Dimer-formation in the bis(arene)chromium fulleride Cr(C7H8)2 C60

Abstract

Bis(toluene)chromium fulleride ${\mathrm{Cr(C}}_{\mathrm{7}}{\mathrm{H}}_8{)}_2$ ${\mathrm{C}}_{60}$ has been synthesized as a microcrystalline powder from ${\mathrm{C}}_{60}$ and ${\mathrm{Cr(C}}_{\mathrm{7}}{\mathrm{H}}_8{)}_2$ in toluene. One electron is transferred from the chromium complex to the fullerene resulting in a magnetic moment of about ${\text{2.5±0.2\hspace{0.05em}μ}}_B$ at room temperature, which corresponds to two electron spins per formula unit. At 250 K a reversible phase transition from a primitive cubic high temperature paramagnetic phase to a triclinic low temperature dimer phase occurs. The high temperature phase $\text{(Pm3̄m,}$ $\text{a=9.986\hspace{0.05em}}\mathrm{\AA })$ is constituted of dynamically disordered fulleride anions and bis(toluene)chromium (I) cations in a CsCl-type arrangement.
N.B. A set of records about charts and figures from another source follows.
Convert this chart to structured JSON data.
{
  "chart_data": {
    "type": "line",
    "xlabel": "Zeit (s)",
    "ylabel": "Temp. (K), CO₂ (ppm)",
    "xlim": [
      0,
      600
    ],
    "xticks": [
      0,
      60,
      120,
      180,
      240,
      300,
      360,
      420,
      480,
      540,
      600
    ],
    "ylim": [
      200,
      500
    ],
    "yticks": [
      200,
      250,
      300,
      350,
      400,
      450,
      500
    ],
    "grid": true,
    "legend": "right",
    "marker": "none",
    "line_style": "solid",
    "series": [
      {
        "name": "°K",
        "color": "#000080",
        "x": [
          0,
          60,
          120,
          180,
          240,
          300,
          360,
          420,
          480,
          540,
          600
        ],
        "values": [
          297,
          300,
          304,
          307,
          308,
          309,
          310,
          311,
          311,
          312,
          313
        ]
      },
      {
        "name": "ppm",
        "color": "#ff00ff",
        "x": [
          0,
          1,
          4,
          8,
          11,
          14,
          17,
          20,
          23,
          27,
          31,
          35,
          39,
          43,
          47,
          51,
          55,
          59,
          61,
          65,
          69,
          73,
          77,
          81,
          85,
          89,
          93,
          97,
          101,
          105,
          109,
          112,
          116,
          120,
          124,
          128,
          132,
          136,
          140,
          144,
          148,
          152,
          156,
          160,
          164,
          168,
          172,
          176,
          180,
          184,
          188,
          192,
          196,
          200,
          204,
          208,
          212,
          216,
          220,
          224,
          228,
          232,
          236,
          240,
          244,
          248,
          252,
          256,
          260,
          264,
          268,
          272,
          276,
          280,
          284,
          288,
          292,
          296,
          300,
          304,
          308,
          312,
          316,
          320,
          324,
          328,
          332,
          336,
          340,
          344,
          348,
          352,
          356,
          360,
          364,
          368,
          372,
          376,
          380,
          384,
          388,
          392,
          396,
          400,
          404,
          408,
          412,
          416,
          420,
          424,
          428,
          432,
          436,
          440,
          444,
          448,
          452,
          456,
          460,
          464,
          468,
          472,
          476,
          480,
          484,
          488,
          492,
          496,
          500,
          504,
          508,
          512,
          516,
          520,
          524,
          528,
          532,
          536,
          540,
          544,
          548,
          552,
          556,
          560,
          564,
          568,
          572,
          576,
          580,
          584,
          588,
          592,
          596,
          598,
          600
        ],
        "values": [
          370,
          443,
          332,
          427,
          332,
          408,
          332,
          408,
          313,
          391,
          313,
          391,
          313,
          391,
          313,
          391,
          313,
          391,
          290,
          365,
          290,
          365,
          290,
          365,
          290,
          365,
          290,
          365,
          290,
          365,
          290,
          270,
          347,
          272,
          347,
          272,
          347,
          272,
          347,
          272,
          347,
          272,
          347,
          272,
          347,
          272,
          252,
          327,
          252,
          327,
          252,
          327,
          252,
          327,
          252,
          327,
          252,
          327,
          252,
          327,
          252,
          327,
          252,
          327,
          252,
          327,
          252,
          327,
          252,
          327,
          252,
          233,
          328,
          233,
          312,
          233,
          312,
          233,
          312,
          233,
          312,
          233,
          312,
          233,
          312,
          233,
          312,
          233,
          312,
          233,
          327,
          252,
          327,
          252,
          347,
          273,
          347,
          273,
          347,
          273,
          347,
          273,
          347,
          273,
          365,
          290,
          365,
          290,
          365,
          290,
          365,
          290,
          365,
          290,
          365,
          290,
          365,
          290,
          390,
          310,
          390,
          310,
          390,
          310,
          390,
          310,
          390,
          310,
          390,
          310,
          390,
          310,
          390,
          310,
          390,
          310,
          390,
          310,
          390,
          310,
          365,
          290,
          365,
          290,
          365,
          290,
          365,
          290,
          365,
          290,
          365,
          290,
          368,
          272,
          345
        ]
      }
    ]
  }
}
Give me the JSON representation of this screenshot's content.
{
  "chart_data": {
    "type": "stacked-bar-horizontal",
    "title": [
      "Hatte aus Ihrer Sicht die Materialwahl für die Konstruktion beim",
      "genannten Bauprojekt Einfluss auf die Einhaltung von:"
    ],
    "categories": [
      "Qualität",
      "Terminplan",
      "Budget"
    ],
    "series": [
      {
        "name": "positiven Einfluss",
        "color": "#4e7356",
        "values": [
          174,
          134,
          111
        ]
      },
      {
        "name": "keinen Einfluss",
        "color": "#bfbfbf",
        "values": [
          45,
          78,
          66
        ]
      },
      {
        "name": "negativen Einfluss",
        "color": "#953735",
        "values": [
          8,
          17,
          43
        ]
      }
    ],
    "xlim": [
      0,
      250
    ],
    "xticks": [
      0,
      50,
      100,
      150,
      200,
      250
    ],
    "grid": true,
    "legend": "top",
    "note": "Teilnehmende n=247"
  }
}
The low temperature modification is triclinic $\text{(P1̄,}$ $\text{a=13.541\hspace{0.05em}}\mathrm{\AA },$ $\text{b=13.864\hspace{0.05em}}\mathrm{\AA },$ $\text{c=14.122\hspace{0.05em}}\mathrm{\AA },$ α=120.59, β=91.78, γ=116.88) and carries one unpaired electron per formula unit ${\text{(μ=1.72±0.01\hspace{0.05em}μ}}_B\mathrm{),}$ which according to ESR measurements is localized at the chromium site ${\mathrm{(g}}_{\mathrm{iso}}\text{=1.9870).}$ The phase transition has been monitored by x-ray diffraction, ESR and solid state NMR spectroscopy as well as by SQUID measurements. All experimental results can consistently be described within the scenario of dimer formation of the ${\mathrm{C}}_{60}$ monoanions during the transformation.